En febrero del 313, Constantino y su colega Licinio promulgaron el llamado Edicto de Milán. En parte este Edicto decía (según la versión encontrada en Eusebio):
…hemos decretado la siguiente ordenanza, como nuestra voluntad, con una intención saludable y muy correcta, que no se negará libertad alguna a los cristianos, para seguir o mantener sus observancias o culto. Pero que a cada uno se le conceda el poder de dedicar su mente al culto que considere adaptado a sí mismo.
El Edicto de Milán estableció la libertad religiosa. Este fue un paso en el camino para que el Imperio Romano tuviera el cristianismo como religión de estado. Además, con el emperador Constantino identificándose como cristiano, empezó a ser social y políticamente útil que todos hicieran lo mismo.
A menudo se considera a Constantino el pionero de la cristiandad. La cristiandad es la noción de que todo el mundo (o la mayor parte de él) está bajo la influencia cristiana y es cristiano. La cristiandad ya no existe, pero ciertamente lo hizo hace quinientos años. Uno de los elementos clave de la cristiandad es el cristianismo como religión estatal oficial o de facto. Cuando eso ocurre, cuando se alivia la persecución, hay mayor seguridad y facilidad para la iglesia. La iglesia puede incluso alcanzar una profusión de poder; como lo hizo durante la era de la Cristiandad. Pero junto con eso viene el hedor del cristianismo cultural. Ser conocido como cristiano se convierte en una ventaja. El nominalismo y la hipocresía se desbocan.
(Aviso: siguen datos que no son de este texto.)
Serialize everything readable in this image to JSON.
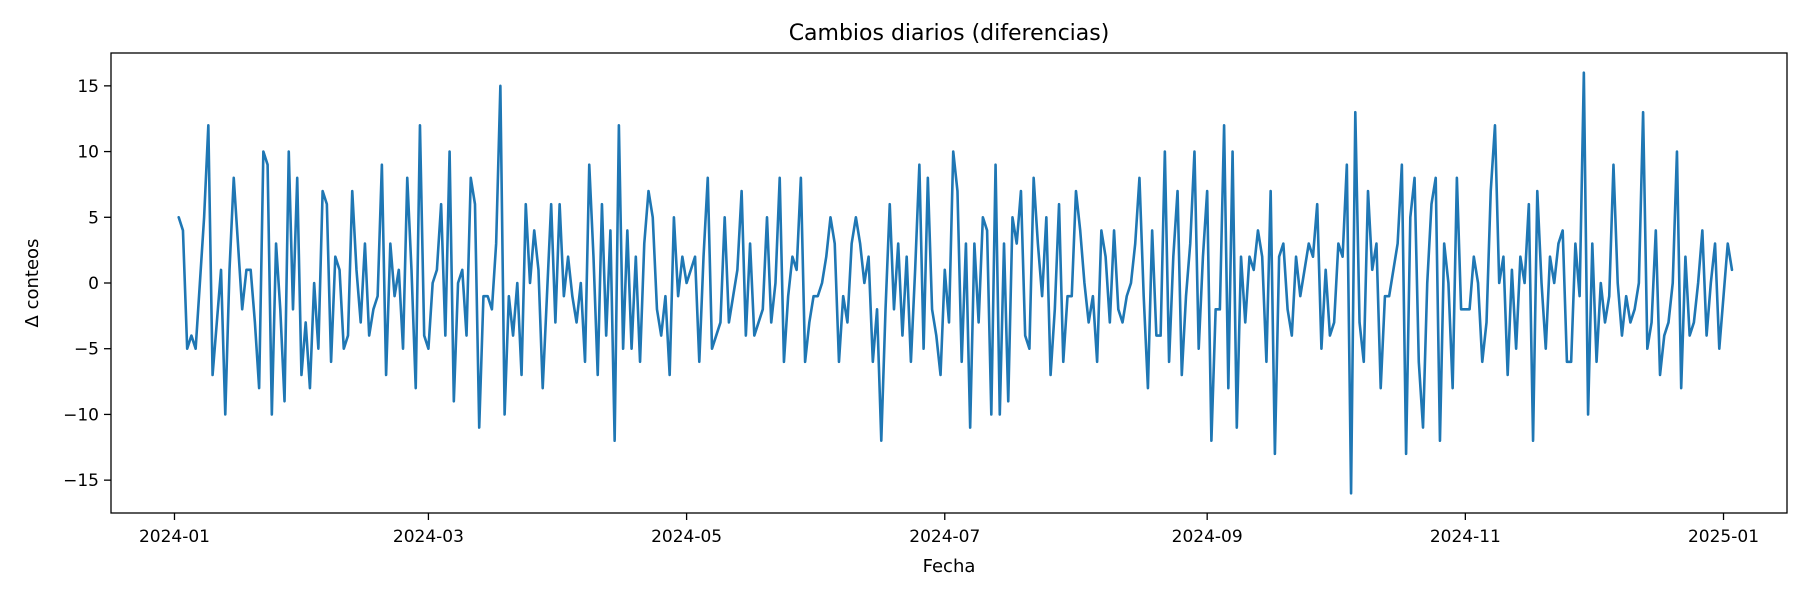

Los verdaderos cristianos se vuelven más difíciles de encontrar.
Esto es lo que hace fascinante la historia de Constantino: nos recuerda que la persecución de la Iglesia a menudo la fortalece, mientras que la aceptación política y social a menudo la debilita, especialmente a largo plazo. No es que oremos por la persecución, pero tampoco debemos temerla. Dios tiene una manera de obrar a través del sufrimiento para la difusión del Evangelio.